Der Gründer der Online-Drogenbörse Silk Road, Ross U., muss sich auf eine lange Haftstrafe einstellen. Eine Jury des zuständigen Bezirksgerichts von Manhattan befand den 30-Jährigen am Mittwoch in allen Anklagepunkten für schuldig. Die US-Regierung wirft U., der im Oktober 2013 vom FBI verhaftet worden war, unter anderem Verschwörung zum Handel von Drogen und Waffen im Internet vor.

Der Angeklagte soll ab Anfang 2011 unter dem Pseudonym "Dread Pirate Roberts" Betreiber der Ursprungsversion der illegalen Online-Plattform Silk Road gewesen sein. Seine Anwälte stritten dies bis zuletzt ab. Er habe die Seite zwar entwickelt, sich dann aber rasch zurückgezogen. U. selbst sagte bei dem dreiwöchigen Prozess in New York nicht aus.

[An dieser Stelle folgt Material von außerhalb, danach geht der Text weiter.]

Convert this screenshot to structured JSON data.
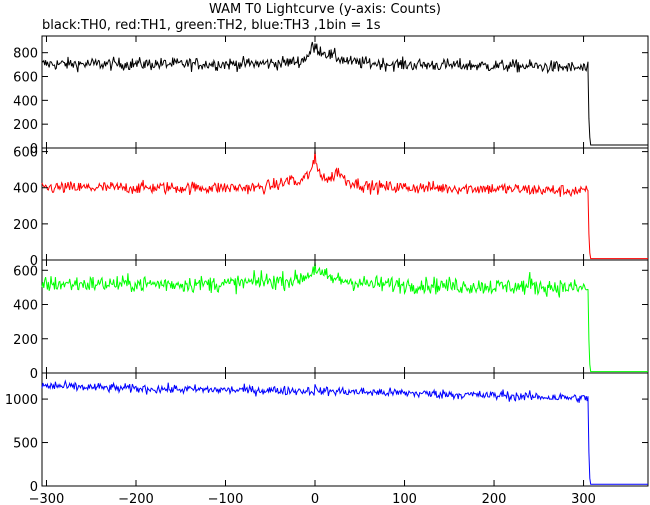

Diverse auf seinem Laptop sichergestellten Dokumente, für Silk-Road-Transaktionen verwendete Einheiten der Digitalwährung Bitcoin in Millionenwert sowie ein ehemaliger Wegbegleiter und Ermittler belasteten U. vor der Jury. Einige Zeugen, die die Verteidigung für wichtig hielt, wurden vom Gericht nicht zugelassen. Das Strafmaß soll am 15. Mai verkündet werden. U. droht im schlimmsten Fall eine lebenslange Haftstrafe.

Trotz der erdrückenden Beweislage bleiben Zweifel, ob U. wirklich Silk Roads alleiniges Mastermind "Dread Pirate Roberts" ist. So sagte DPR dem US-Magazin Forbes im Juli 2013: "Ich habe Silk Road nicht gestartet, es war mein Vorgänger". Forbes-Redakteur Andy Greenberg, der das Interview führte: "Das erste, was er mir sagte, war: 'es gibt mehrere Dread Pirate Roberts'".

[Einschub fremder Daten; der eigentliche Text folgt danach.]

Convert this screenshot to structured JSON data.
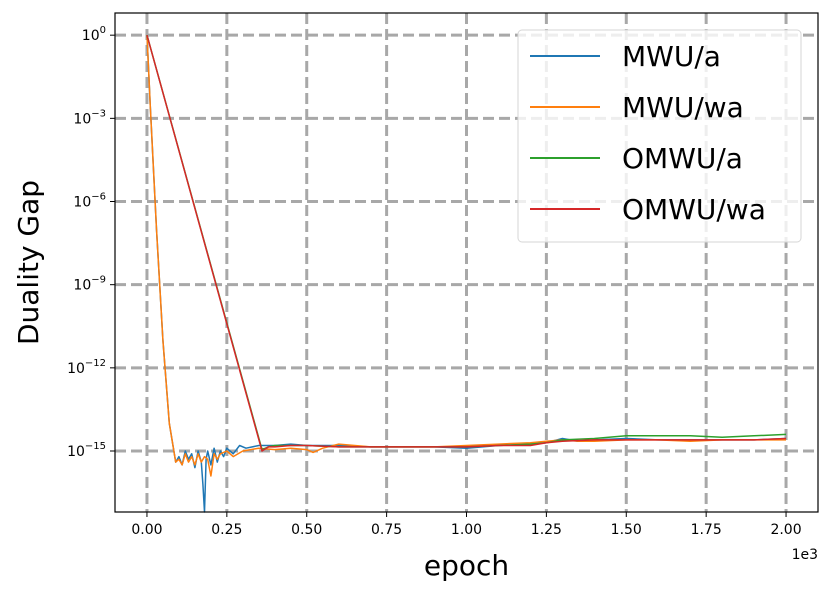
{
  "chart_data": {
    "type": "line",
    "title": "",
    "xlabel": "epoch",
    "ylabel": "Duality Gap",
    "x_offset_label": "1e3",
    "xlim": [
      -0.1,
      2.1
    ],
    "ylim_log10": [
      -17.2,
      0.8
    ],
    "y_scale": "log",
    "grid": true,
    "grid_style": "dashed",
    "legend_position": "top-right",
    "x_ticks": [
      0.0,
      0.25,
      0.5,
      0.75,
      1.0,
      1.25,
      1.5,
      1.75,
      2.0
    ],
    "x_tick_labels": [
      "0.00",
      "0.25",
      "0.50",
      "0.75",
      "1.00",
      "1.25",
      "1.50",
      "1.75",
      "2.00"
    ],
    "y_tick_exponents": [
      0,
      -3,
      -6,
      -9,
      -12,
      -15
    ],
    "y_tick_labels": [
      {
        "base": "10",
        "exp": "0"
      },
      {
        "base": "10",
        "exp": "−3"
      },
      {
        "base": "10",
        "exp": "−6"
      },
      {
        "base": "10",
        "exp": "−9"
      },
      {
        "base": "10",
        "exp": "−12"
      },
      {
        "base": "10",
        "exp": "−15"
      }
    ],
    "series": [
      {
        "name": "MWU/a",
        "color": "#1f77b4",
        "points": [
          [
            0.0,
            0.0
          ],
          [
            0.01,
            -2.5
          ],
          [
            0.03,
            -7
          ],
          [
            0.05,
            -11
          ],
          [
            0.07,
            -14
          ],
          [
            0.09,
            -15.4
          ],
          [
            0.1,
            -15.2
          ],
          [
            0.11,
            -15.5
          ],
          [
            0.12,
            -15.0
          ],
          [
            0.13,
            -15.3
          ],
          [
            0.14,
            -15.1
          ],
          [
            0.15,
            -15.6
          ],
          [
            0.16,
            -15.0
          ],
          [
            0.17,
            -15.4
          ],
          [
            0.175,
            -16.2
          ],
          [
            0.18,
            -17.2
          ],
          [
            0.185,
            -15.3
          ],
          [
            0.19,
            -15.0
          ],
          [
            0.2,
            -15.5
          ],
          [
            0.21,
            -14.9
          ],
          [
            0.22,
            -15.4
          ],
          [
            0.23,
            -15.0
          ],
          [
            0.24,
            -15.2
          ],
          [
            0.25,
            -14.9
          ],
          [
            0.27,
            -15.1
          ],
          [
            0.29,
            -14.8
          ],
          [
            0.31,
            -14.9
          ],
          [
            0.35,
            -14.8
          ],
          [
            0.4,
            -14.8
          ],
          [
            0.45,
            -14.75
          ],
          [
            0.5,
            -14.8
          ],
          [
            0.6,
            -14.8
          ],
          [
            0.7,
            -14.85
          ],
          [
            0.8,
            -14.85
          ],
          [
            0.9,
            -14.85
          ],
          [
            1.0,
            -14.9
          ],
          [
            1.1,
            -14.8
          ],
          [
            1.2,
            -14.75
          ],
          [
            1.25,
            -14.7
          ],
          [
            1.3,
            -14.55
          ],
          [
            1.35,
            -14.65
          ],
          [
            1.4,
            -14.6
          ],
          [
            1.5,
            -14.55
          ],
          [
            1.6,
            -14.6
          ],
          [
            1.7,
            -14.6
          ],
          [
            1.8,
            -14.6
          ],
          [
            1.9,
            -14.6
          ],
          [
            2.0,
            -14.55
          ]
        ]
      },
      {
        "name": "MWU/wa",
        "color": "#ff7f0e",
        "points": [
          [
            0.0,
            0.0
          ],
          [
            0.01,
            -2.5
          ],
          [
            0.03,
            -7
          ],
          [
            0.05,
            -11
          ],
          [
            0.07,
            -14
          ],
          [
            0.09,
            -15.4
          ],
          [
            0.1,
            -15.3
          ],
          [
            0.11,
            -15.5
          ],
          [
            0.12,
            -15.1
          ],
          [
            0.13,
            -15.4
          ],
          [
            0.14,
            -15.2
          ],
          [
            0.15,
            -15.5
          ],
          [
            0.16,
            -15.1
          ],
          [
            0.17,
            -15.4
          ],
          [
            0.18,
            -15.2
          ],
          [
            0.19,
            -15.3
          ],
          [
            0.2,
            -15.9
          ],
          [
            0.21,
            -15.1
          ],
          [
            0.22,
            -15.3
          ],
          [
            0.23,
            -15.1
          ],
          [
            0.25,
            -15.0
          ],
          [
            0.27,
            -15.2
          ],
          [
            0.3,
            -15.0
          ],
          [
            0.35,
            -14.9
          ],
          [
            0.4,
            -14.95
          ],
          [
            0.45,
            -14.9
          ],
          [
            0.5,
            -14.95
          ],
          [
            0.52,
            -15.05
          ],
          [
            0.55,
            -14.9
          ],
          [
            0.6,
            -14.75
          ],
          [
            0.65,
            -14.8
          ],
          [
            0.7,
            -14.85
          ],
          [
            0.8,
            -14.85
          ],
          [
            0.9,
            -14.85
          ],
          [
            1.0,
            -14.8
          ],
          [
            1.1,
            -14.75
          ],
          [
            1.2,
            -14.7
          ],
          [
            1.25,
            -14.65
          ],
          [
            1.3,
            -14.6
          ],
          [
            1.35,
            -14.65
          ],
          [
            1.4,
            -14.65
          ],
          [
            1.5,
            -14.6
          ],
          [
            1.6,
            -14.6
          ],
          [
            1.7,
            -14.65
          ],
          [
            1.8,
            -14.6
          ],
          [
            1.9,
            -14.6
          ],
          [
            2.0,
            -14.6
          ]
        ]
      },
      {
        "name": "OMWU/a",
        "color": "#2ca02c",
        "points": [
          [
            0.0,
            0.0
          ],
          [
            0.36,
            -14.95
          ],
          [
            0.38,
            -14.85
          ],
          [
            0.4,
            -14.8
          ],
          [
            0.45,
            -14.8
          ],
          [
            0.5,
            -14.8
          ],
          [
            0.6,
            -14.85
          ],
          [
            0.7,
            -14.85
          ],
          [
            0.8,
            -14.85
          ],
          [
            0.9,
            -14.85
          ],
          [
            1.0,
            -14.85
          ],
          [
            1.1,
            -14.8
          ],
          [
            1.2,
            -14.75
          ],
          [
            1.25,
            -14.7
          ],
          [
            1.3,
            -14.6
          ],
          [
            1.4,
            -14.55
          ],
          [
            1.5,
            -14.45
          ],
          [
            1.6,
            -14.45
          ],
          [
            1.7,
            -14.45
          ],
          [
            1.8,
            -14.5
          ],
          [
            1.9,
            -14.45
          ],
          [
            2.0,
            -14.4
          ]
        ]
      },
      {
        "name": "OMWU/wa",
        "color": "#d62728",
        "points": [
          [
            0.0,
            0.0
          ],
          [
            0.36,
            -15.0
          ],
          [
            0.38,
            -14.85
          ],
          [
            0.4,
            -14.85
          ],
          [
            0.45,
            -14.8
          ],
          [
            0.5,
            -14.8
          ],
          [
            0.6,
            -14.85
          ],
          [
            0.7,
            -14.85
          ],
          [
            0.8,
            -14.85
          ],
          [
            0.9,
            -14.85
          ],
          [
            1.0,
            -14.85
          ],
          [
            1.1,
            -14.8
          ],
          [
            1.2,
            -14.8
          ],
          [
            1.25,
            -14.7
          ],
          [
            1.3,
            -14.65
          ],
          [
            1.4,
            -14.6
          ],
          [
            1.5,
            -14.6
          ],
          [
            1.6,
            -14.6
          ],
          [
            1.7,
            -14.6
          ],
          [
            1.8,
            -14.6
          ],
          [
            1.9,
            -14.6
          ],
          [
            2.0,
            -14.55
          ]
        ]
      }
    ]
  }
}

Auch die Wahl des Pseudonyms spricht eher gegen einen Einzeltäter – es stammt aus dem Film "The Princess Bride" von 1987 und steht dort für einen Charakter ohne klare Identität. Einige Prozessbeobachter sehen in dem harten Durchgreifen der US-Regierung eine Art Exempel. So solle gezeigt werden, dass der Staat auch im Darknet die Kontrolle habe, hieß es am Rande der Verhandlung immer wieder. Damit ist eine Untergrund-Nische des Internets gemeint, die nur durch den Anonymisierungsdienst TOR erreichbar ist.

Die US-Regierung hat weder Kosten noch Mühen gescheut, um Silk Road auszuheben – zumindest das Original, Nachahmerseiten sind bis heute nur schwer auszumerzen. Jared Der-Yeghiayan, ein Agent der Behörde Homeland Security, unterhielt als verdeckter Ermittler bis zu 18 Nutzerkonten bei Silk Road. Er arbeitete sich bis zum Administrator hoch und gewann das Vertrauen von Dread Pirate Roberts. Über zwei Jahre habe er Tausende von Stunden auf der Plattform verbracht, sagte der Agent vor Gericht aus.

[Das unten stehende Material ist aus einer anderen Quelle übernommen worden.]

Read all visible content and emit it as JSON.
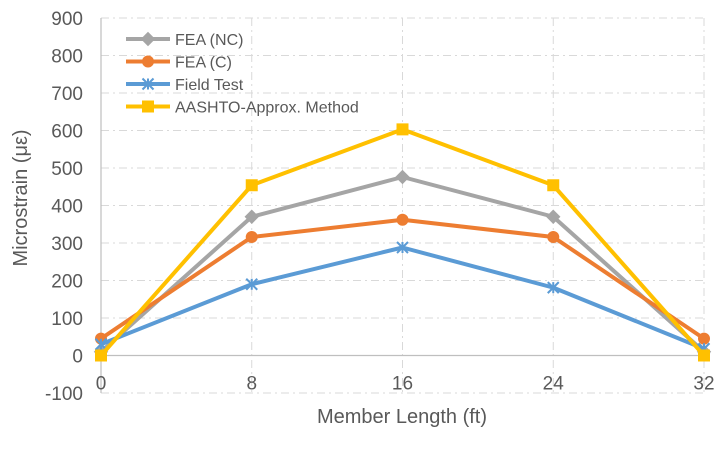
{
  "chart_data": {
    "type": "line",
    "xlabel": "Member Length (ft)",
    "ylabel": "Microstrain (με)",
    "x": [
      0,
      8,
      16,
      24,
      32
    ],
    "xticks": [
      "0",
      "8",
      "16",
      "24",
      "32"
    ],
    "xlim": [
      0,
      32
    ],
    "yticks": [
      "-100",
      "0",
      "100",
      "200",
      "300",
      "400",
      "500",
      "600",
      "700",
      "800",
      "900"
    ],
    "ylim": [
      -100,
      900
    ],
    "grid": true,
    "legend_position": "top-left",
    "series": [
      {
        "name": "FEA (NC)",
        "color": "#a5a5a5",
        "marker": "diamond",
        "values": [
          10,
          370,
          476,
          370,
          10
        ]
      },
      {
        "name": "FEA (C)",
        "color": "#ed7d31",
        "marker": "circle",
        "values": [
          45,
          316,
          362,
          316,
          45
        ]
      },
      {
        "name": "Field Test",
        "color": "#5b9bd5",
        "marker": "asterisk",
        "values": [
          30,
          190,
          288,
          181,
          18
        ]
      },
      {
        "name": "AASHTO-Approx. Method",
        "color": "#ffc000",
        "marker": "square",
        "values": [
          0,
          454,
          603,
          454,
          0
        ]
      }
    ]
  }
}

Im Oktober 2013 stellten die Ermittler die entscheidende Falle: Der-Yeghiayan lockte U. unter einem Vorwand in einen Chat im Foren-Bereich von Silk Road und überführte ihn mutmaßlich durch eine markierte E-Mail, die dem Ermittler zufolge nur der wahre Dread Pirate Roberts erkennen konnte. Die Einsatzkräfte nahmen U. in einer Bibliothek fest, beschlagnahmten seinen Laptop und durchsuchten seine Wohnung in San Francisco.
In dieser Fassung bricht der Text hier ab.